Study looks at impact of structural barriers such as racism on family caregivers and patient outcomes

By Susan E.W. Spencer

UMass Chan Medical School Communications

December 16, 2022
Jennifer Tjia, MD, MSCE

Jennifer Tjia, MD, MSCE, professor of population & quantitative health sciences, knows from her years as a geriatrician and palliative care physician that unpaid caregivers for hospital patients are “the glue that holds the system together, one patient at a time.” She also knows from personal experience how demanding the role of caregiver can be.

Dr. Tjia and her research team were recently awarded a $4.1 million, five-year grant from the National Institutes of Health to study caregiver engagement in serious illness and the impact of structural barriers, including racism.

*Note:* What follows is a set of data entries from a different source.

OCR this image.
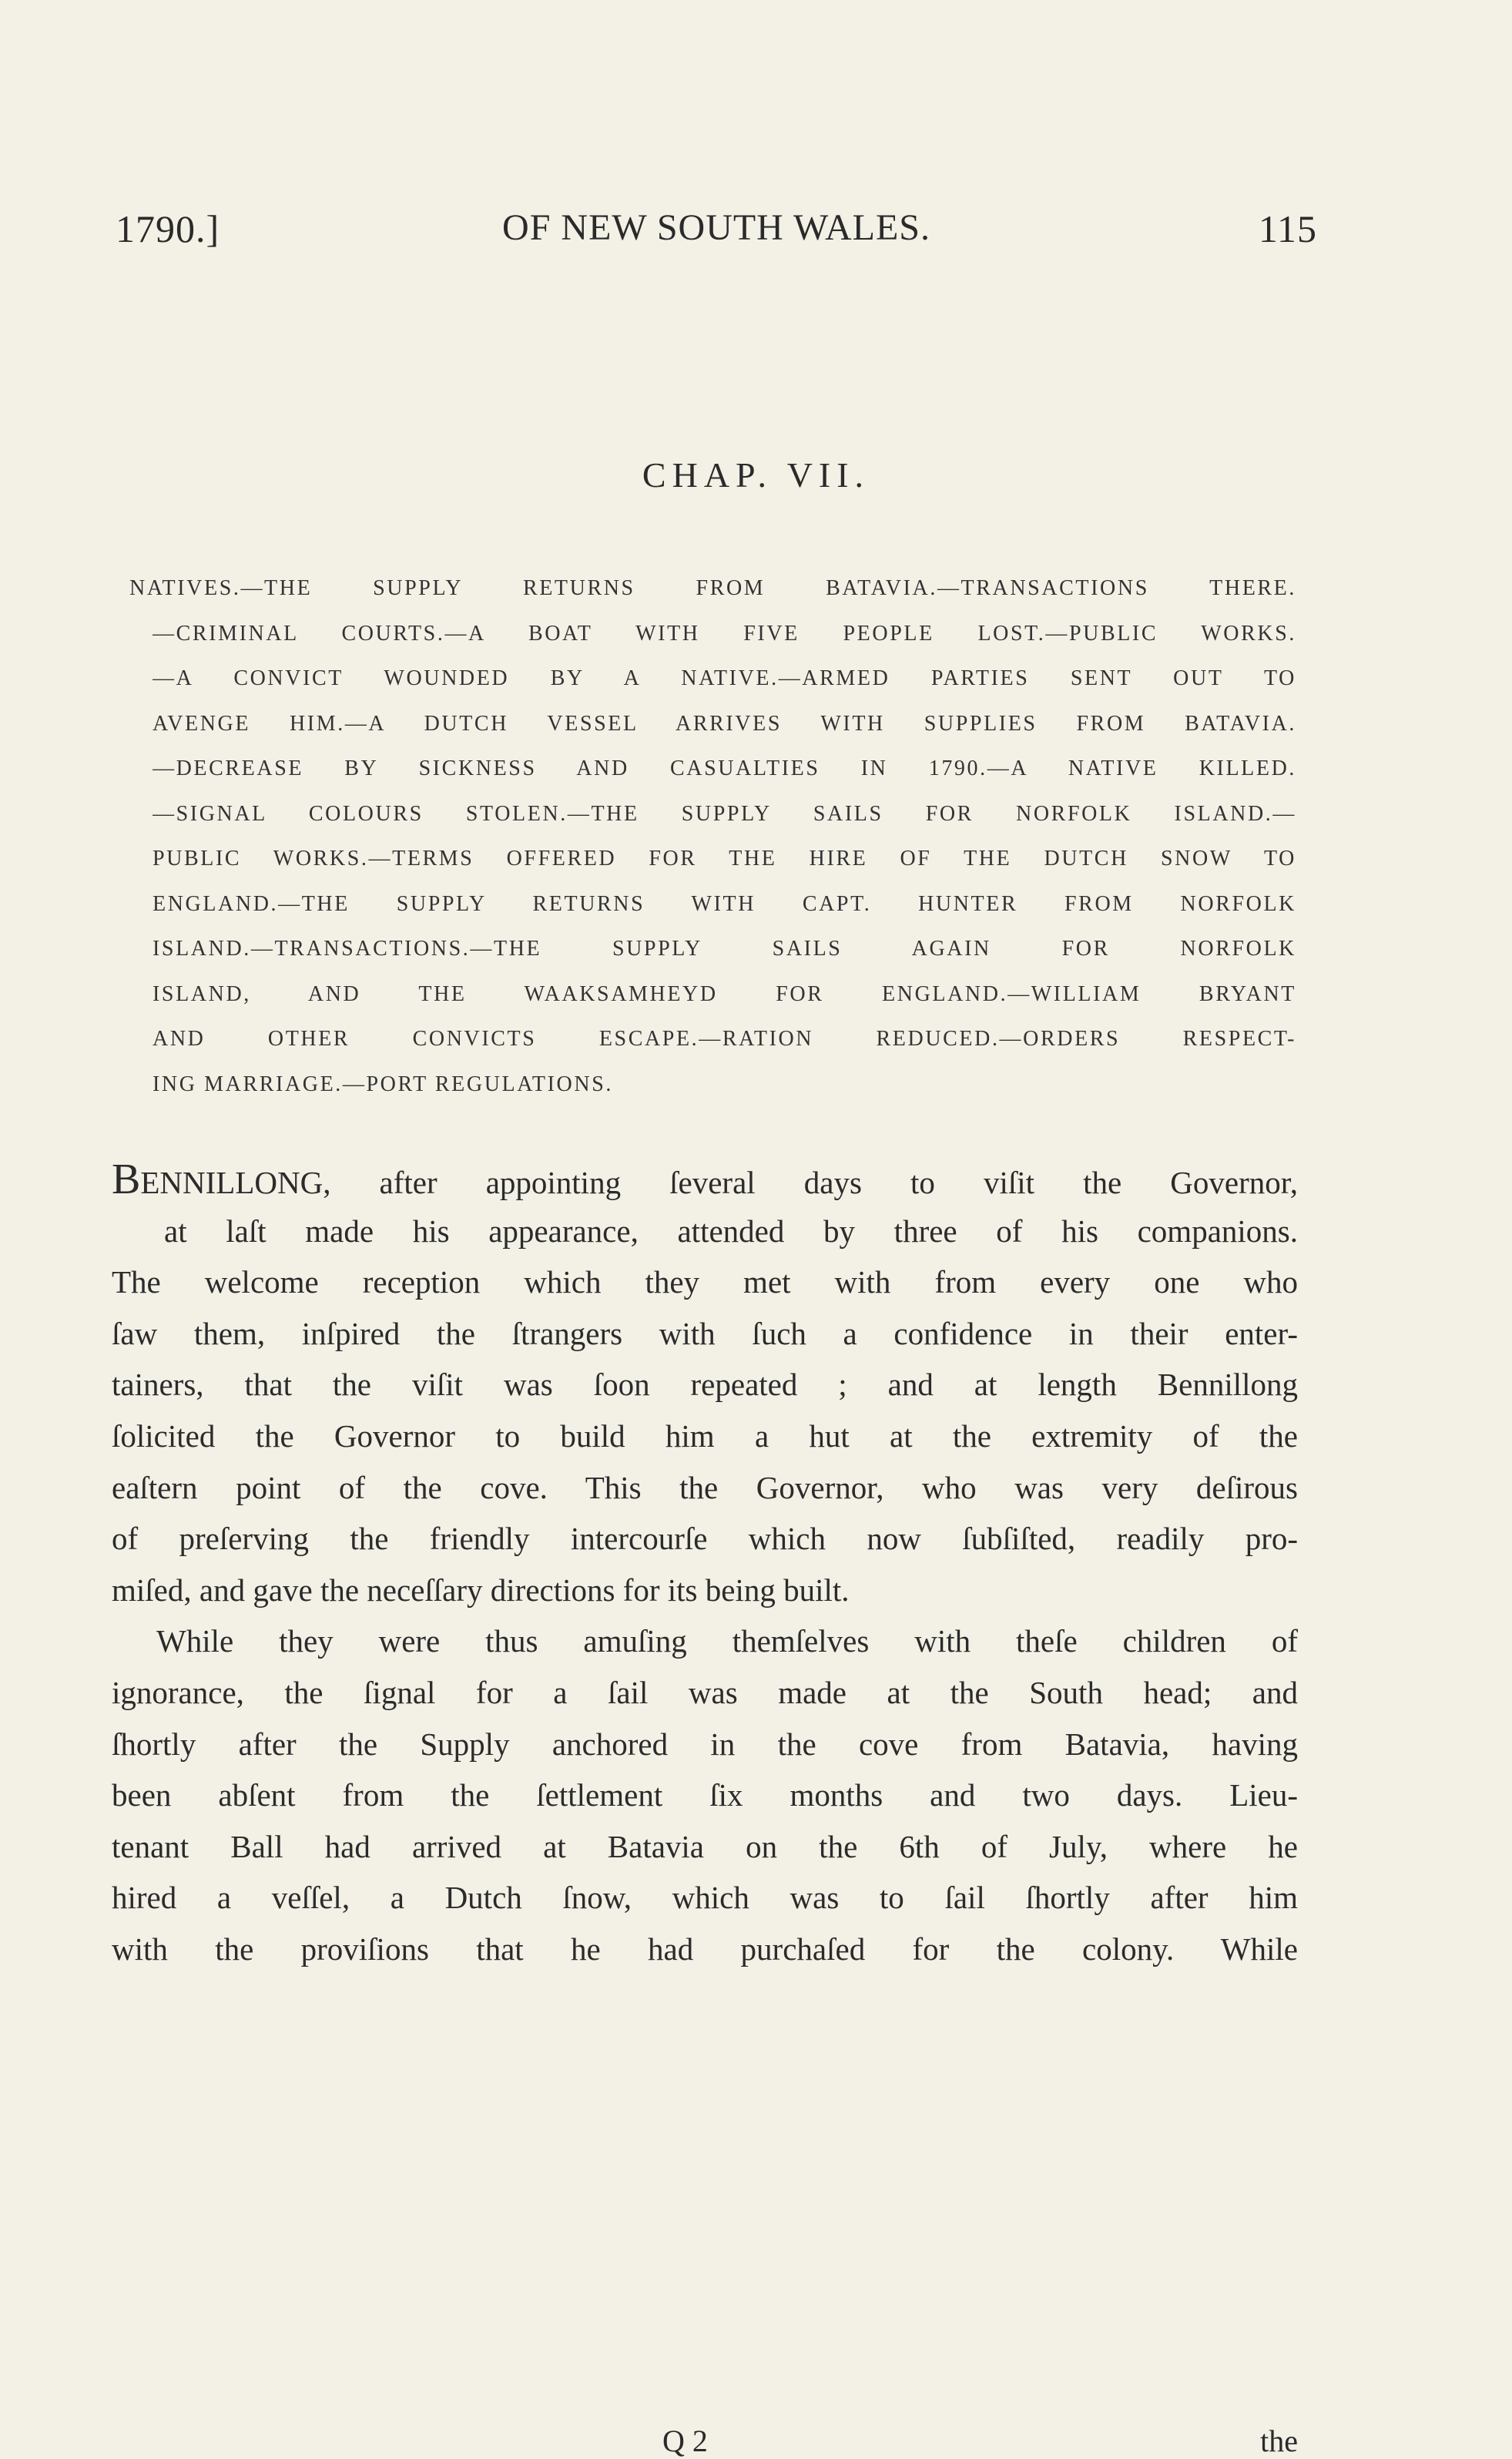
1790.]	OF NEW SOUTH WALES.	115
CHAP. VII.
NATIVES.—THE SUPPLY RETURNS FROM BATAVIA.—TRANSACTIONS THERE.
—CRIMINAL COURTS.—A BOAT WITH FIVE PEOPLE LOST.—PUBLIC WORKS.
—A CONVICT WOUNDED BY A NATIVE.—ARMED PARTIES SENT OUT TO
AVENGE HIM.—A DUTCH VESSEL ARRIVES WITH SUPPLIES FROM BATAVIA.
—DECREASE BY SICKNESS AND CASUALTIES IN 1790.—A NATIVE KILLED.
—SIGNAL COLOURS STOLEN.—THE SUPPLY SAILS FOR NORFOLK ISLAND.—
PUBLIC WORKS.—TERMS OFFERED FOR THE HIRE OF THE DUTCH SNOW TO
ENGLAND.—THE SUPPLY RETURNS WITH CAPT. HUNTER FROM NORFOLK
ISLAND.—TRANSACTIONS.—THE SUPPLY SAILS AGAIN FOR NORFOLK
ISLAND, AND THE WAAKSAMHEYD FOR ENGLAND.—WILLIAM BRYANT
AND OTHER CONVICTS ESCAPE.—RATION REDUCED.—ORDERS RESPECT-
ING MARRIAGE.—PORT REGULATIONS.
BENNILLONG, after appointing ſeveral days to viſit the Governor,
at laſt made his appearance, attended by three of his companions.
The welcome reception which they met with from every one who
ſaw them, inſpired the ſtrangers with ſuch a confidence in their enter-
tainers, that the viſit was ſoon repeated ; and at length Bennillong
ſolicited the Governor to build him a hut at the extremity of the
eaſtern point of the cove. This the Governor, who was very deſirous
of preſerving the friendly intercourſe which now ſubſiſted, readily pro-
miſed, and gave the neceſſary directions for its being built.
While they were thus amuſing themſelves with theſe children of
ignorance, the ſignal for a ſail was made at the South head; and
ſhortly after the Supply anchored in the cove from Batavia, having
been abſent from the ſettlement ſix months and two days. Lieu-
tenant Ball had arrived at Batavia on the 6th of July, where he
hired a veſſel, a Dutch ſnow, which was to ſail ſhortly after him
with the proviſions that he had purchaſed for the colony. While
Q 2	the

The estimated 66 million caregivers in the United States, who can be relatives, partners or friends, are particularly critical for hospitalized patients with serious illness, according to Tjia. They assist with complex decision making, care coordination and patient advocacy. Staffing shortages have stressed hospital care further and made caregivers even more important.

When Tjia’s elderly father, who had multiple health problems, fell and hit his head a few years ago, she was able to drop everything, fly to California and be at his hospital bedside around the clock. Having her be his eyes and ears and monitoring his care allowed him to avoid surgery and a nursing home stay. He went home from the hospital as functional as he was before the fall.

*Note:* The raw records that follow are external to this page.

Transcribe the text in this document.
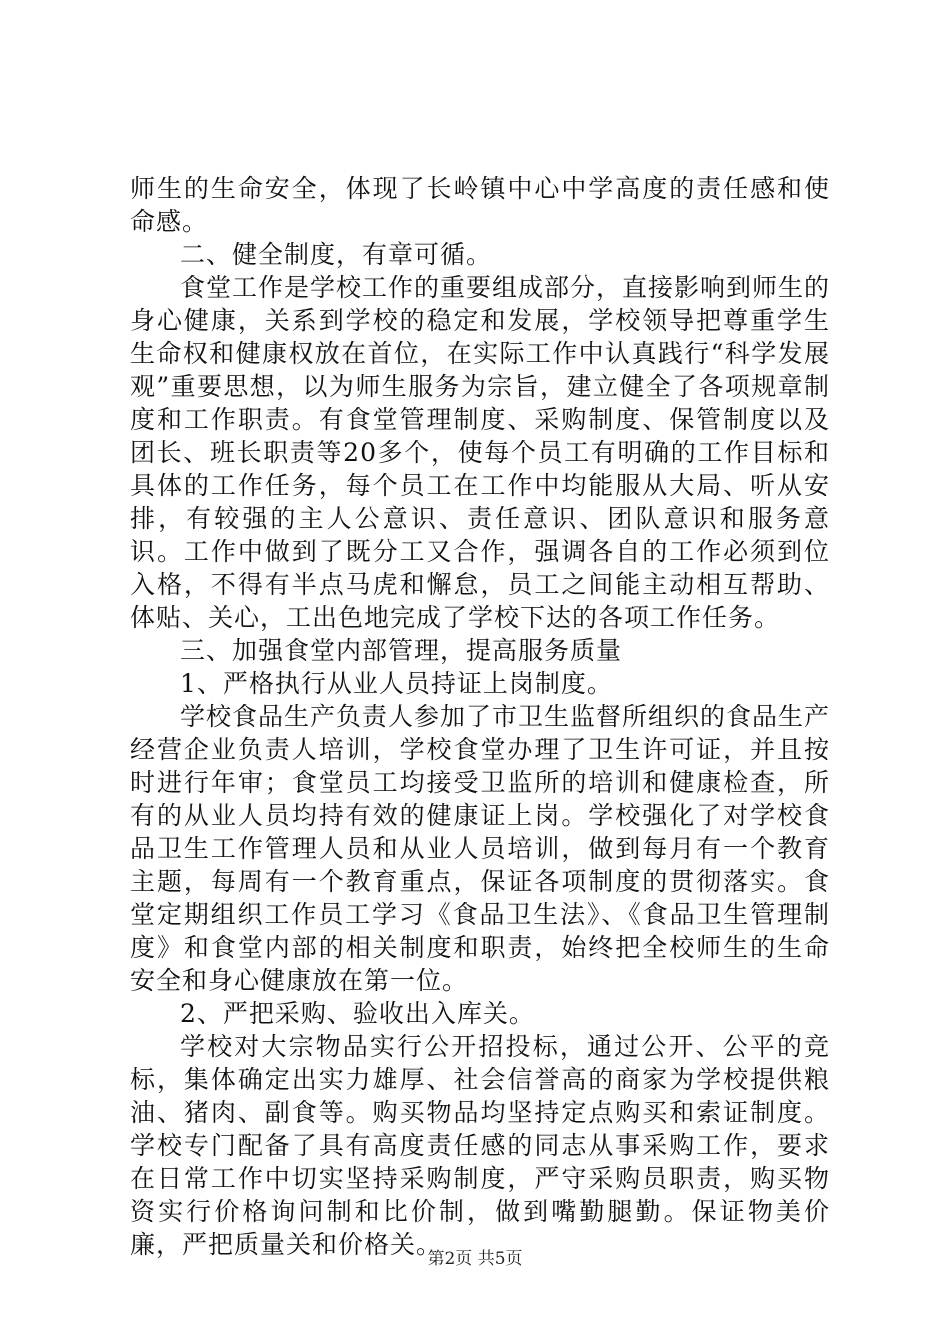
师生的生命安全，体现了长岭镇中心中学高度的责任感和使命感。

二、健全制度，有章可循。

食堂工作是学校工作的重要组成部分，直接影响到师生的身心健康，关系到学校的稳定和发展，学校领导把尊重学生生命权和健康权放在首位，在实际工作中认真践行“科学发展观”重要思想，以为师生服务为宗旨，建立健全了各项规章制度和工作职责。有食堂管理制度、采购制度、保管制度以及团长、班长职责等20多个，使每个员工有明确的工作目标和具体的工作任务，每个员工在工作中均能服从大局、听从安排，有较强的主人公意识、责任意识、团队意识和服务意识。工作中做到了既分工又合作，强调各自的工作必须到位入格，不得有半点马虎和懈怠，员工之间能主动相互帮助、体贴、关心，工出色地完成了学校下达的各项工作任务。

三、加强食堂内部管理，提高服务质量

1、严格执行从业人员持证上岗制度。

学校食品生产负责人参加了市卫生监督所组织的食品生产经营企业负责人培训，学校食堂办理了卫生许可证，并且按时进行年审；食堂员工均接受卫监所的培训和健康检查，所有的从业人员均持有效的健康证上岗。学校强化了对学校食品卫生工作管理人员和从业人员培训，做到每月有一个教育主题，每周有一个教育重点，保证各项制度的贯彻落实。食堂定期组织工作员工学习《食品卫生法》、《食品卫生管理制度》和食堂内部的相关制度和职责，始终把全校师生的生命安全和身心健康放在第一位。

2、严把采购、验收出入库关。

学校对大宗物品实行公开招投标，通过公开、公平的竞标，集体确定出实力雄厚、社会信誉高的商家为学校提供粮油、猪肉、副食等。购买物品均坚持定点购买和索证制度。学校专门配备了具有高度责任感的同志从事采购工作，要求在日常工作中切实坚持采购制度，严守采购员职责，购买物资实行价格询问制和比价制，做到嘴勤腿勤。保证物美价廉，严把质量关和价格关。

第2页 共5页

“I started thinking about all the patients I see who have to work hourly, can’t just drop everything or fly across the country to be a caregiver. Their seriously ill family member or friend might have different outcomes.” said Tjia.

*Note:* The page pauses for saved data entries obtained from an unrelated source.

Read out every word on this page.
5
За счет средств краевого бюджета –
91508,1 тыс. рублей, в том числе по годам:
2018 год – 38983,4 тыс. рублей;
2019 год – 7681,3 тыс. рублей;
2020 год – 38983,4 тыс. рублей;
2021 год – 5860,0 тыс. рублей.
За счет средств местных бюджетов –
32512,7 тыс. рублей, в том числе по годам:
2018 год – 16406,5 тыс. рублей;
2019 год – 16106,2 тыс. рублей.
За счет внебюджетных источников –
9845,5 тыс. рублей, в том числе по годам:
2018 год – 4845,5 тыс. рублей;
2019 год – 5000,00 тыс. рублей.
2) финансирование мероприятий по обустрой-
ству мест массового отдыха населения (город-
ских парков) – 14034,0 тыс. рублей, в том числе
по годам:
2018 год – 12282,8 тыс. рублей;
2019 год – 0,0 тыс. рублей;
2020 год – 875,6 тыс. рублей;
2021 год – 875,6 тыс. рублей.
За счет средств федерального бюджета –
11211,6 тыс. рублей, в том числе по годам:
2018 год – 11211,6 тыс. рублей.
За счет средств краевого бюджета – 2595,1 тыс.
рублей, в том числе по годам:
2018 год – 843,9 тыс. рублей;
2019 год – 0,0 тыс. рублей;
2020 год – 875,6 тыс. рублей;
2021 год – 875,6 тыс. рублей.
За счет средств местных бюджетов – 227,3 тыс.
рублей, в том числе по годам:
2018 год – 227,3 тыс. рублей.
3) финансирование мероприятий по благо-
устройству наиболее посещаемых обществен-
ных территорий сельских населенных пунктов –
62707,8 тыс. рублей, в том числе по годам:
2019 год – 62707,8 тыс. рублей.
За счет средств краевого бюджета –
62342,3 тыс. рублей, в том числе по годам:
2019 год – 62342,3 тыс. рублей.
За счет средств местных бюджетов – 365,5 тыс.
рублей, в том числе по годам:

Caregiving is stressful. Up to 20 percent of caregivers retire early or quit their job, 22 percent exhaust short-term savings, 20 percent have late or unpaid bills, and 11 percent are unable to afford basic expenses like food, according to Tjia.

The UMass Chan team is conducting a mixed-method study for the Equity in Caregiving Project, collecting quantitative data and combining it with qualitative case studies. Tjia hopes to “disentangle all these complicated barriers to how family caregivers can be engaged when somebody is in the hospital with serious illness.”

Using the Massachusetts all-payer claims database, researchers will analyze patients with serious illness and their patterns of hospitalization across the state. They will look at factors such as how often those patients receive palliative care, go to the ICU and have goals of care conversations. They will also measure patients’ lengths of stay and their health outcomes.

Plus, researchers will be able to link those patients to the communities they come from, their race and ethnicity, and the level of public and economic resources—such as transportation, income and education—in those communities for patients and their caregiver.

The second part of the study includes one-on-one interviews with caregivers, hospital clinicians and administrators.

The research team is working with a diverse community partner-expert advisory panel to inform the questions they ask and interpret findings from multiple perspectives.

“What we’re really excited about is to not just study this, but to try to come up with some solutions and policy recommendations at the local and state level,” Tjia said.